Hsu Huan-Yu, Chou Yu-Bai, Jheng Ying-Chun, Kao Zih-Kai, Huang Hsin-Yi, Chen Hung-Ruei, Hwang De-Kuang, Chen Shih-Jen, Chiou Shih-Hwa, Wu Yu-Te
Institute of Biophotonics, National Yang Ming Chiao Tung University, 155, Sec-2, Li Nong Street, Taipei 112304, Taiwan.
School of Medicine, National Yang Ming Chiao Tung University, Taipei 112304, Taiwan.
Biomedicines. 2022 May 29;10(6):1269. doi: 10.3390/biomedicines10061269.
Diabetic macular edema (DME) is a highly common cause of vision loss in patients with diabetes.
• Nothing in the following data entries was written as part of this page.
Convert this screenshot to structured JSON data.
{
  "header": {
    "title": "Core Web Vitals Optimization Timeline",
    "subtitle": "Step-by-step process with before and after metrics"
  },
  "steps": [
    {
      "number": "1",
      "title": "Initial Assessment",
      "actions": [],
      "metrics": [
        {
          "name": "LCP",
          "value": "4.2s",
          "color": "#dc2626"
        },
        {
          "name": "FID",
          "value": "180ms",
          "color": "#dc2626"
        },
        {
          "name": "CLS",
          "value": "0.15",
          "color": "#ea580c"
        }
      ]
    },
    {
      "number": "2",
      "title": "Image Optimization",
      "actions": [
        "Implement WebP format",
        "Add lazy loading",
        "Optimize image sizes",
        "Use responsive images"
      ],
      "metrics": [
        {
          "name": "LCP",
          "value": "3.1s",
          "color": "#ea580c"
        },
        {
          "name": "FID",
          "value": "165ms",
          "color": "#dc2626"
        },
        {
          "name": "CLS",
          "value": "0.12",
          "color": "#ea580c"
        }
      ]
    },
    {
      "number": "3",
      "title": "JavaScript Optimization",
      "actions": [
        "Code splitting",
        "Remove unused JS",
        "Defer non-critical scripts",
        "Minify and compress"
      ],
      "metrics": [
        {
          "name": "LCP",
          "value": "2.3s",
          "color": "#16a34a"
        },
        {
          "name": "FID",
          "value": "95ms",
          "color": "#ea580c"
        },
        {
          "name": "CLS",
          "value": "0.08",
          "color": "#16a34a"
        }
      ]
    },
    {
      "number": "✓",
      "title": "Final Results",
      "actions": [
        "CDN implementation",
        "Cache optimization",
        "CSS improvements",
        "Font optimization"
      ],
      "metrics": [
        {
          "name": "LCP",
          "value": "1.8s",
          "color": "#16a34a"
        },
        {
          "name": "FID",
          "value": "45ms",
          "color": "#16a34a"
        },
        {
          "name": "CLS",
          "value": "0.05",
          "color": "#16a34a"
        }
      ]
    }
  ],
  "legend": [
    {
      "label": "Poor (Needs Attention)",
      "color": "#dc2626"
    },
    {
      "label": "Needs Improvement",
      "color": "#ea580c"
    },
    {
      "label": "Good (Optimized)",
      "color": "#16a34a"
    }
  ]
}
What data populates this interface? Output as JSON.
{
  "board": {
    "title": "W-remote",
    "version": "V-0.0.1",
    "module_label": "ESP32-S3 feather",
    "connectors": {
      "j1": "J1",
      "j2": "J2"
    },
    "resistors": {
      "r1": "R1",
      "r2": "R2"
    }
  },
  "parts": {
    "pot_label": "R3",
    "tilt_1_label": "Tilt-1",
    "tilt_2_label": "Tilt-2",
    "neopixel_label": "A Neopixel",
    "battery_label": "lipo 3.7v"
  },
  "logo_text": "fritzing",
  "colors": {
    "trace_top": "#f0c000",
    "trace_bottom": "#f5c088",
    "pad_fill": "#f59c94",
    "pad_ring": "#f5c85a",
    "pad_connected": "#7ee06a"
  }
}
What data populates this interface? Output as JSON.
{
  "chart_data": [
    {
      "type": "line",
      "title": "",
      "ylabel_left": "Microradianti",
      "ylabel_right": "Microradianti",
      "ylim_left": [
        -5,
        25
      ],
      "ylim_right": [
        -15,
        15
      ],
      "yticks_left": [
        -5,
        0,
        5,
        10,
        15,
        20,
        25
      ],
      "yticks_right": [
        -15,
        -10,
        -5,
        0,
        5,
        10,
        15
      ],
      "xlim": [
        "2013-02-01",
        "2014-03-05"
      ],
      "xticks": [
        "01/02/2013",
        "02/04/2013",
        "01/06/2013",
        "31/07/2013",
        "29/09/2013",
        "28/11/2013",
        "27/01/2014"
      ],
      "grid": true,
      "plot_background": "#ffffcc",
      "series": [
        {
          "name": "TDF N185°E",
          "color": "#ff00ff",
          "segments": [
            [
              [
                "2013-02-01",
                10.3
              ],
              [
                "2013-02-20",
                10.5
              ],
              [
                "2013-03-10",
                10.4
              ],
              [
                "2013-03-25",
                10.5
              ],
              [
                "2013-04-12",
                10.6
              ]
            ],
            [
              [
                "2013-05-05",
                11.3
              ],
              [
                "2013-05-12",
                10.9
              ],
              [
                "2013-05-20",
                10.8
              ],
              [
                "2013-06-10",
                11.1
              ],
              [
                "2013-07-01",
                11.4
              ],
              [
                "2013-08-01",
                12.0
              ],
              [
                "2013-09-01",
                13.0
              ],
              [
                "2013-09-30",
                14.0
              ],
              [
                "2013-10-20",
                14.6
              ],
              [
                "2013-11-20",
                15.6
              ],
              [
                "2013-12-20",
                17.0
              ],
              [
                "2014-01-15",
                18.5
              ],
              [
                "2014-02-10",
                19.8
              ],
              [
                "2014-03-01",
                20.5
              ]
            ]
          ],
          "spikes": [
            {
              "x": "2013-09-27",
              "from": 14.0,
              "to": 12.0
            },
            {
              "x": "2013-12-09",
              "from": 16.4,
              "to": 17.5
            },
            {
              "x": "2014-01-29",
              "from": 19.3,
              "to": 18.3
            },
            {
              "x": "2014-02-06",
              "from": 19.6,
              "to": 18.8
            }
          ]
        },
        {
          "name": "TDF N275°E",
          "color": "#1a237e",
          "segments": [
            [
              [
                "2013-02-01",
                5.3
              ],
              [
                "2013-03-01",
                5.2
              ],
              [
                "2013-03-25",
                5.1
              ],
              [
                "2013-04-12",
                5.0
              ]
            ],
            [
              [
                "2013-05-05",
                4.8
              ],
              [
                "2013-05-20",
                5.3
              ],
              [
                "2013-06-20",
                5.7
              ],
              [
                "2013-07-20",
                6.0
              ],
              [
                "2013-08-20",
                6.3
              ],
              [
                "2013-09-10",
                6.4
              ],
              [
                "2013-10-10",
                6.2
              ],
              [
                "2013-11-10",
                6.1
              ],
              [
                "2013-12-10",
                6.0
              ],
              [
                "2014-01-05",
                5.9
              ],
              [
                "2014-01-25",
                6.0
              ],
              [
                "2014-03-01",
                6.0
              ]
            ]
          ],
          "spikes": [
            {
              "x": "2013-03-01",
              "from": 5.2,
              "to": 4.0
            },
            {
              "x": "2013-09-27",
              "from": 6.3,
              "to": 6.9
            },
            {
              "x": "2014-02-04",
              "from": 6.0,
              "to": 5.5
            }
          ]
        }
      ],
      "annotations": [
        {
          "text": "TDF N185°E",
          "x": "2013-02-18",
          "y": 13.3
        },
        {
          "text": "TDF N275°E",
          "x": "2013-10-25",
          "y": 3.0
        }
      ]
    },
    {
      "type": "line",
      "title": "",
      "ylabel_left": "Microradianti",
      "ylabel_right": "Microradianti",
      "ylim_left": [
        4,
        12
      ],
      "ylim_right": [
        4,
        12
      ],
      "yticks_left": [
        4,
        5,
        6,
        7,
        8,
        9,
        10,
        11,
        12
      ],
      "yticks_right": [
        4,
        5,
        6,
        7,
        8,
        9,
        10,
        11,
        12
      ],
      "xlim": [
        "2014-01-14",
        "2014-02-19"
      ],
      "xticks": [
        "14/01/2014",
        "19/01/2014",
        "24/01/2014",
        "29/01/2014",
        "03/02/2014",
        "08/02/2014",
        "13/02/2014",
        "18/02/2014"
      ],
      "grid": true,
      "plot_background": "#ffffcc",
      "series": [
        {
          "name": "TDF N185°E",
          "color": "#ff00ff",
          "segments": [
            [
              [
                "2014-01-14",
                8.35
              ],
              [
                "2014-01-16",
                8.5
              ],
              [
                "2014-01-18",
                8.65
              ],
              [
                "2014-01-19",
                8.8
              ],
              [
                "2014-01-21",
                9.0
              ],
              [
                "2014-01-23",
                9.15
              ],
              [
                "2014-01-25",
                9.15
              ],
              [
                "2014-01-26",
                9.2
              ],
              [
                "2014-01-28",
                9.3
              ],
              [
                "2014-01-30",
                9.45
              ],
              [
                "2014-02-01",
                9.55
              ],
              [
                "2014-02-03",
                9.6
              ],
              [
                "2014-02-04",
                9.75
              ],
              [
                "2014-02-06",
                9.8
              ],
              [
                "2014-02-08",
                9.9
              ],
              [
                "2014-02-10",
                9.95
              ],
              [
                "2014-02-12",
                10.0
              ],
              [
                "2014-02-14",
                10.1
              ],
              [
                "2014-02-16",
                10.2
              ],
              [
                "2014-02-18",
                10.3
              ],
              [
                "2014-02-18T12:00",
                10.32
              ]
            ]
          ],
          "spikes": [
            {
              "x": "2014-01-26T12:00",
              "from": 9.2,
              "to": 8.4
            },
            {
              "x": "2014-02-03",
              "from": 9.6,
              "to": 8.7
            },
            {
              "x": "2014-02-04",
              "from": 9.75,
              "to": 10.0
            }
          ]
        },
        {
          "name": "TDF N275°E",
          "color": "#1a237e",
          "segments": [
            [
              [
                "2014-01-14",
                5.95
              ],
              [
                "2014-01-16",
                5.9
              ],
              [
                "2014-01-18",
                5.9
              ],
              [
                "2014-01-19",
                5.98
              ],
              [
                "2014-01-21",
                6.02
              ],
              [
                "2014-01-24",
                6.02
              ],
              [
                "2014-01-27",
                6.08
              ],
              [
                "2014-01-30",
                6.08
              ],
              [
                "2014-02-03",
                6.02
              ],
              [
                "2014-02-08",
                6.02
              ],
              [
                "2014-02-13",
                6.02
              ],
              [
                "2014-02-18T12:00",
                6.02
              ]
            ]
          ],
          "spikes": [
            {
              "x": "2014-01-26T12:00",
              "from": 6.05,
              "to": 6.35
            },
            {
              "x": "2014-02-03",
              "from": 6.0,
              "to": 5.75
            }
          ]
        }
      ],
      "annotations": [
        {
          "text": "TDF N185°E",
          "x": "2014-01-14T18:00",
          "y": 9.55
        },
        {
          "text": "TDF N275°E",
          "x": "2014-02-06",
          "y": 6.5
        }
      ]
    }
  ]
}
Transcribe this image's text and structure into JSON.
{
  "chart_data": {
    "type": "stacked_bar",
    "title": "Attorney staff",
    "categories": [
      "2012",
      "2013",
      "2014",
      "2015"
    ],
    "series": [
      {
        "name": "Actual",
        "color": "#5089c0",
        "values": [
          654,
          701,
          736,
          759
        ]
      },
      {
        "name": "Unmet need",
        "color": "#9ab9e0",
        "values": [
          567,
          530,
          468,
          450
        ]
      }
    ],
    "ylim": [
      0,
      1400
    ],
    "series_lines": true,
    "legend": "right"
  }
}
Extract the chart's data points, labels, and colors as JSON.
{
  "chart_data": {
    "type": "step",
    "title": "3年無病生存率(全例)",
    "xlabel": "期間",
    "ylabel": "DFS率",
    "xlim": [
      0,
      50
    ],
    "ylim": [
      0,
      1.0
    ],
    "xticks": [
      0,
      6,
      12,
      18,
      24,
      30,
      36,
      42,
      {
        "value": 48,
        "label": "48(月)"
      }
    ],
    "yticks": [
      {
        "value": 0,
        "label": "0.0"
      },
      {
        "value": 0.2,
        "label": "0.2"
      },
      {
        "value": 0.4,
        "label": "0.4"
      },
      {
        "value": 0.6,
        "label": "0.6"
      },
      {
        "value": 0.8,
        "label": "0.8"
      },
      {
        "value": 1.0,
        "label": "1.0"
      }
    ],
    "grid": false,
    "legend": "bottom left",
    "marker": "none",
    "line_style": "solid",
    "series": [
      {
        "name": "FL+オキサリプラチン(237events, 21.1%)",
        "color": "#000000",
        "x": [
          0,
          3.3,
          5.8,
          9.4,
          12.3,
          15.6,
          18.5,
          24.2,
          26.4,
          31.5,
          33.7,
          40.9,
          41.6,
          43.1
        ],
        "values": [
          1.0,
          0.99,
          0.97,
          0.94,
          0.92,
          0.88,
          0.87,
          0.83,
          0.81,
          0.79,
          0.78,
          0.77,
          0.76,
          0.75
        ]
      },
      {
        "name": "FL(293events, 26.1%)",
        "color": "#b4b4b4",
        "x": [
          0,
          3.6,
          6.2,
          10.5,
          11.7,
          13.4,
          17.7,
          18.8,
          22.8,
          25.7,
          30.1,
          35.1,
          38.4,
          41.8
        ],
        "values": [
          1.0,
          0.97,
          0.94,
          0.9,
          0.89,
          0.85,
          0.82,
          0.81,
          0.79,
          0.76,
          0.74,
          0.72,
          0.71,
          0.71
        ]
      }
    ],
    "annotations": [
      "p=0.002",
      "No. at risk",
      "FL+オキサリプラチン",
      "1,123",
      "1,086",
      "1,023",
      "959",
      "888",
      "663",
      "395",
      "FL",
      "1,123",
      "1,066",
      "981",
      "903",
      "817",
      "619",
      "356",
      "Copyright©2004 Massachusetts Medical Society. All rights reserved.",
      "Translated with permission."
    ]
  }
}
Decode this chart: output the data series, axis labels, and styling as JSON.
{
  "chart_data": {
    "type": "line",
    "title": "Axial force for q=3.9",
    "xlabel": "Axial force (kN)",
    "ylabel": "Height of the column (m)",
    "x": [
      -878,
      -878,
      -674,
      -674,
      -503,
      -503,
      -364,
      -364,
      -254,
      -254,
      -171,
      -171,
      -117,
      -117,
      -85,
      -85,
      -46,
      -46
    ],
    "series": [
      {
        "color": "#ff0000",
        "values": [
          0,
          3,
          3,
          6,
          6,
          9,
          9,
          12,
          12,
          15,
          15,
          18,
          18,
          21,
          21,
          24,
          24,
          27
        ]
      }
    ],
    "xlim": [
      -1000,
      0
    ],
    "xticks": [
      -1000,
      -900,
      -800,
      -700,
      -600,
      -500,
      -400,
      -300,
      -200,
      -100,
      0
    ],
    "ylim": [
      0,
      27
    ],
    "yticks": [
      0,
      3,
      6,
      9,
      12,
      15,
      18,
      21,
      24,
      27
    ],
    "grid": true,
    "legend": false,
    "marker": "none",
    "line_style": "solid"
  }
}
Optical coherence tomography (OCT) is crucial in classifying DME and tracking the results of DME treatment. The presence of intraretinal cystoid fluid (IRC) and subretinal fluid (SRF) and the disruption of the ellipsoid zone (EZ), which is part of the photoreceptor layer, are three crucial factors affecting the best corrected visual acuity (BCVA). However, the manual segmentation of retinal fluid and the EZ from retinal OCT images is laborious and time-consuming. Current methods focus only on the segmentation of retinal features, lacking a correlation with visual acuity. Therefore, we proposed a modified U-net, a deep learning algorithm, to segment these features from OCT images of patients with DME. We also correlated these features with visual acuity. The IRC, SRF, and EZ of the OCT retinal images were manually labeled and checked by doctors. We trained the modified U-net model on these labeled images. Our model achieved Sørensen-Dice coefficients of 0.80 and 0.89 for IRC and SRF, respectively. The area under the receiver operating characteristic curve (ROC) for EZ disruption was 0.88. Linear regression indicated that EZ disruption was the factor most strongly correlated with BCVA. This finding agrees with that of previous studies on OCT images. Thus, we demonstrate that our segmentation network can be feasibly applied to OCT image segmentation and assist physicians in assessing the severity of the disease.
糖尿病性黄斑水肿(DME)是糖尿病患者视力丧失的常见原因。光学相干断层扫描(OCT)对于DME的分类和追踪DME治疗结果至关重要。视网膜内囊样液(IRC)和视网膜下液(SRF)的存在以及作为光感受器层一部分的椭圆体带(EZ)的破坏是影响最佳矫正视力(BCVA)的三个关键因素。然而,从视网膜OCT图像中手动分割视网膜液和EZ既费力又耗时。当前方法仅专注于视网膜特征的分割,缺乏与视力的相关性。因此,我们提出了一种改进的U-net深度学习算法,用于从DME患者的OCT图像中分割这些特征。我们还将这些特征与视力相关联。OCT视网膜图像的IRC、SRF和EZ由医生手动标记并检查。我们在这些标记图像上训练改进的U-net模型。我们的模型对IRC和SRF的 Sørensen-Dice系数分别达到0.80和0.89。EZ破坏的受试者操作特征曲线(ROC)下面积为0.88。线性回归表明,EZ破坏是与BCVA相关性最强的因素。这一发现与先前关于OCT图像的研究一致。因此,我们证明我们的分割网络可以切实应用于OCT图像分割,并协助医生评估疾病的严重程度。